Moscow's Gorky Park, once the rundown backdrop of a murder novel, has experienced a remarkable turnaround. Today, the mayor imagines its recovery as part of his legacy while Muscovites simply see it as the perfect place to play, dine, and relax.

"Long a drab concrete repository of secondhand carnival rides, Gorky Park has been transformed over the past two years into one of the most extravagant, exuberant and excessive urban recreational spaces in a major world capital. Imprinted in many Western minds by the Soviet-era crime novel and film of the same name, Gorky Park celebrates its 85th anniversary this month. It is not only a park in the leafy retreat sense, but also a psychic respite from the increasingly tense political pressures of modern Russia," writes David M. Herszenhorn.

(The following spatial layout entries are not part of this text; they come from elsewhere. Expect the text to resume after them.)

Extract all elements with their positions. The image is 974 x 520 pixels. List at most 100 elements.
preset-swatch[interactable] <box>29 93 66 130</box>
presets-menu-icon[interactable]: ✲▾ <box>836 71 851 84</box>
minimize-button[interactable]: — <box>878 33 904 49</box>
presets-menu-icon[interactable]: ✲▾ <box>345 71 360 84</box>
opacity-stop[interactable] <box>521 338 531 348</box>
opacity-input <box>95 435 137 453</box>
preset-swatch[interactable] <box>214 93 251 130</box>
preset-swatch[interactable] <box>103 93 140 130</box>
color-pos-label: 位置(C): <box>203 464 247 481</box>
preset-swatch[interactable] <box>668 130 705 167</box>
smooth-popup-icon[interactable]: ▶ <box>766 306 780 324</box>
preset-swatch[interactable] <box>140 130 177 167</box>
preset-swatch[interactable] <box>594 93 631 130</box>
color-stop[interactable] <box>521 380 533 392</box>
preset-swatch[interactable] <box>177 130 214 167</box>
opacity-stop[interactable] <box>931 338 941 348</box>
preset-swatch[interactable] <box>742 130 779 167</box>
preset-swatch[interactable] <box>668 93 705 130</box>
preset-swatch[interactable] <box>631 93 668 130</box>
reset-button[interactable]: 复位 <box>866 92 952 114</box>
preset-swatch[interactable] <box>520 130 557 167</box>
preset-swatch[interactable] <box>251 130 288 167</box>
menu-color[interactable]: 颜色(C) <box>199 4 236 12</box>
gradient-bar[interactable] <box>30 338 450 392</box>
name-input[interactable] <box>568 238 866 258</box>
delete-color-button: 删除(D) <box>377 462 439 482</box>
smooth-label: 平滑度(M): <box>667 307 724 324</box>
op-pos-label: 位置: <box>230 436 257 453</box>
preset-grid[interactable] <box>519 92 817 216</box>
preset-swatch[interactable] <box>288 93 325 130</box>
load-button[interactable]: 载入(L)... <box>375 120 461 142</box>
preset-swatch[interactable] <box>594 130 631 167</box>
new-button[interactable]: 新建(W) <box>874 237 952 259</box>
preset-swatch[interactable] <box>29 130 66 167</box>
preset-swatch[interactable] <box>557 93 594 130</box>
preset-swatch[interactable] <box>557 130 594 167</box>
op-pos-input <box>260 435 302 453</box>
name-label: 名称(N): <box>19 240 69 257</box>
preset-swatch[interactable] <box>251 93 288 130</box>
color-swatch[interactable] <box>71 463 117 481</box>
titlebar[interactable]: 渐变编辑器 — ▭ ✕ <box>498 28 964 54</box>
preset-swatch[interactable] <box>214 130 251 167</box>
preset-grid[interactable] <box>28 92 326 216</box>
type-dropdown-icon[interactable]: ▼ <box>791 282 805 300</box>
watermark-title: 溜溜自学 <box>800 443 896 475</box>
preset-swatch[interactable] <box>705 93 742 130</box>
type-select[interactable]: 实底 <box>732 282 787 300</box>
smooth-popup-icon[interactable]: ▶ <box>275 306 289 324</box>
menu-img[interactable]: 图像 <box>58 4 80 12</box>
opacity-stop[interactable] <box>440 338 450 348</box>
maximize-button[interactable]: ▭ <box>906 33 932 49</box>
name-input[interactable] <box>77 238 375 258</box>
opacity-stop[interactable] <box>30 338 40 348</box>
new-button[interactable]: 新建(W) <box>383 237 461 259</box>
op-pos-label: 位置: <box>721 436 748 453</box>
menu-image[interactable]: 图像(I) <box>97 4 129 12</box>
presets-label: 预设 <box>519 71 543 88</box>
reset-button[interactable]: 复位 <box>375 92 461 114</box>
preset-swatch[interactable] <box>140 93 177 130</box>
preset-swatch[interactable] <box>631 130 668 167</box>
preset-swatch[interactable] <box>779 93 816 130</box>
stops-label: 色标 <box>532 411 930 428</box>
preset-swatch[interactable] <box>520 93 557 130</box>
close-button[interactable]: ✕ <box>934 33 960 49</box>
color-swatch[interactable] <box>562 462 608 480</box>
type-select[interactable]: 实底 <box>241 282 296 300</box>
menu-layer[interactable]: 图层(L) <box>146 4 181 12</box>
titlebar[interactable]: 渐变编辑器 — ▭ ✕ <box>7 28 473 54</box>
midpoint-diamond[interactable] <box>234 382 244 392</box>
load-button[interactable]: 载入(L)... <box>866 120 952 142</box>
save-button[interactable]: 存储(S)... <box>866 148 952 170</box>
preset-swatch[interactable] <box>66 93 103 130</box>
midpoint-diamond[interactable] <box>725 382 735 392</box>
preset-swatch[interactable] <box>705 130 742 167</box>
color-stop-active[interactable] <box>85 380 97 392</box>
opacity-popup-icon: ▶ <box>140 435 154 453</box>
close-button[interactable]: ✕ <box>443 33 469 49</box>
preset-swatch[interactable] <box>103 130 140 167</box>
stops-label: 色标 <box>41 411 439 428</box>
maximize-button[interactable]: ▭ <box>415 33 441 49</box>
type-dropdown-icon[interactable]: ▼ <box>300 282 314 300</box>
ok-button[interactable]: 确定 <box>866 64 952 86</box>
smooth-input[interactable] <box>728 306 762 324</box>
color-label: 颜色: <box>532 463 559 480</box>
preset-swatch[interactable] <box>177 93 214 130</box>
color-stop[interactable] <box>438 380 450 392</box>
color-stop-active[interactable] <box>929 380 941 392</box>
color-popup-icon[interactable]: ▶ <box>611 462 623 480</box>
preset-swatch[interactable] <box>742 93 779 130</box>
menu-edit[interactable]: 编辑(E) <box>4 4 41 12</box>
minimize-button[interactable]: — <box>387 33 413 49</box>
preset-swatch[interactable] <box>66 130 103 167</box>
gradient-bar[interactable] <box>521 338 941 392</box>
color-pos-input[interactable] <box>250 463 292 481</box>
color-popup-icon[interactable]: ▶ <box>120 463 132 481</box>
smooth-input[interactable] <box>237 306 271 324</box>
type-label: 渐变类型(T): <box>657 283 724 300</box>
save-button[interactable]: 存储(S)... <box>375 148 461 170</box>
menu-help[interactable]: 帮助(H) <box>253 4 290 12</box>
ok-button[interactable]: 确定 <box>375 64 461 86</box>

"Beyond the gardens for strolling and the ponds for paddle-boating, the park in its current form is instead an entertainment destination with more than a dozen restaurants, two dance platforms, an outdoor movie theater, and Garage, a buzzy modern arts center housing an exhibition hall and concert space."
"There are basketball and tennis courts, and many Ping-Pong tables, but the park also embraces extreme sports in a way that would thrill personal injury lawyers in the West, with places for skating, bicycle jumping, skateboarding and the obstacle-course bounding of parkour and free-running. There is also beach volleyball (thanks to tons of trucked-in sand) and even pétanque, the French bocce, played nonstop outside a cafe that could have been imported directly from Provence."
"Mayor Sergei S. Sobyanin, who is running for re-election, counts rejuvenating the city’s parks as one of his main achievements, and he has an even bigger, multimillion-dollar renovation planned that will connect Gorky to several other parks for a green belt along much of the Moscow River."